Ultrafast spectroscopy of an azide in the vibrational strong coupling regime

Vibrational strong coupling (VSC) promises systematic modification of chemical reactivity. There are now reports of reaction rate modulation, altered product branching ratios, bulk structural modification, etc. Ultrafast studies of vibrational polaritons might reveal the elusive mechanisms behind VSC-facilitated chemistry. Until now these studies have been applied to only a limited number chemical species, mainly W(CO)₆.

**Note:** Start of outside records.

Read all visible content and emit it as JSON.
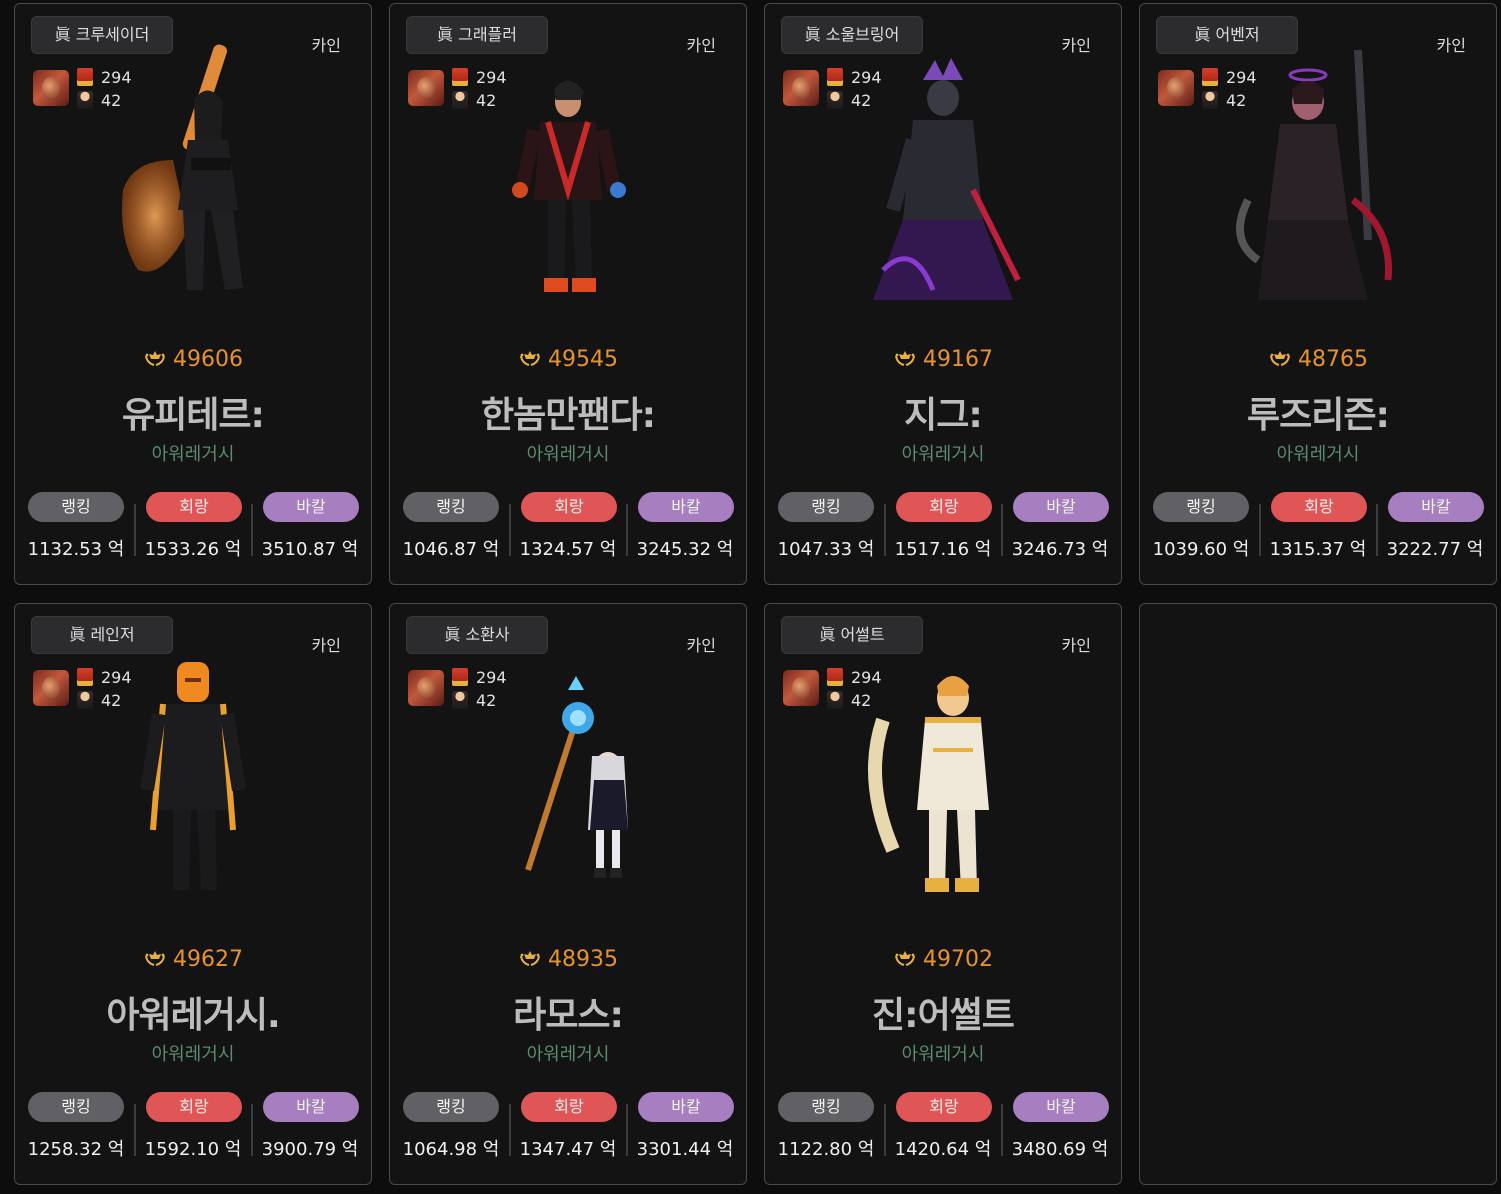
{
  "cards": [
    {
      "job": "眞 크루세이더",
      "server": "카인",
      "lv": "294",
      "lv2": "42",
      "fame": "49606",
      "name": "유피테르:",
      "guild": "아워레거시",
      "buttons": [
        "랭킹",
        "회랑",
        "바칼"
      ],
      "values": [
        "1132.53 억",
        "1533.26 억",
        "3510.87 억"
      ]
    },
    {
      "job": "眞 그래플러",
      "server": "카인",
      "lv": "294",
      "lv2": "42",
      "fame": "49545",
      "name": "한놈만팬다:",
      "guild": "아워레거시",
      "buttons": [
        "랭킹",
        "회랑",
        "바칼"
      ],
      "values": [
        "1046.87 억",
        "1324.57 억",
        "3245.32 억"
      ]
    },
    {
      "job": "眞 소울브링어",
      "server": "카인",
      "lv": "294",
      "lv2": "42",
      "fame": "49167",
      "name": "지그:",
      "guild": "아워레거시",
      "buttons": [
        "랭킹",
        "회랑",
        "바칼"
      ],
      "values": [
        "1047.33 억",
        "1517.16 억",
        "3246.73 억"
      ]
    },
    {
      "job": "眞 어벤저",
      "server": "카인",
      "lv": "294",
      "lv2": "42",
      "fame": "48765",
      "name": "루즈리즌:",
      "guild": "아워레거시",
      "buttons": [
        "랭킹",
        "회랑",
        "바칼"
      ],
      "values": [
        "1039.60 억",
        "1315.37 억",
        "3222.77 억"
      ]
    },
    {
      "job": "眞 레인저",
      "server": "카인",
      "lv": "294",
      "lv2": "42",
      "fame": "49627",
      "name": "아워레거시.",
      "guild": "아워레거시",
      "buttons": [
        "랭킹",
        "회랑",
        "바칼"
      ],
      "values": [
        "1258.32 억",
        "1592.10 억",
        "3900.79 억"
      ]
    },
    {
      "job": "眞 소환사",
      "server": "카인",
      "lv": "294",
      "lv2": "42",
      "fame": "48935",
      "name": "라모스:",
      "guild": "아워레거시",
      "buttons": [
        "랭킹",
        "회랑",
        "바칼"
      ],
      "values": [
        "1064.98 억",
        "1347.47 억",
        "3301.44 억"
      ]
    },
    {
      "job": "眞 어썰트",
      "server": "카인",
      "lv": "294",
      "lv2": "42",
      "fame": "49702",
      "name": "진:어썰트",
      "guild": "아워레거시",
      "buttons": [
        "랭킹",
        "회랑",
        "바칼"
      ],
      "values": [
        "1122.80 억",
        "1420.64 억",
        "3480.69 억"
      ]
    }
  ],
  "colors": {
    "fame": "#e8932a",
    "guild": "#5d8a6e",
    "rank_btn": "#616165",
    "corr_btn": "#e05556",
    "bakal_btn": "#a77ebf"
  },
  "icons": {
    "fame": "crown-laurel-icon",
    "level": "medal-icon",
    "sub": "mini-character-icon"
  }
}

We apply femtosecond mid-infrared pump-probe spectroscopy to a typical organic compound, diphenylphosphoryl azide (DPPA), known to have a rather large Rabi splitting. The N₃ asymmetric stretch mode around 4.6 μm is coupled to a cavity mode, with the cavity made of two planar gold mirrors. We compare the in-cavity pump-probe spectrum to the out-of-cavity transient spectrum to investigate the early time dynamics of the upper and lower polariton states. Also, we will discuss the influence of the metallic surface, where localized surface plasmons and phonons may affect the response of the vibrational polaritons.

Understanding the ultrafast dynamics of a variety of chemical species is crucial for future research on how a chemical bond responds under VSC. This research opens the way to studying modified click chemistry under VSC.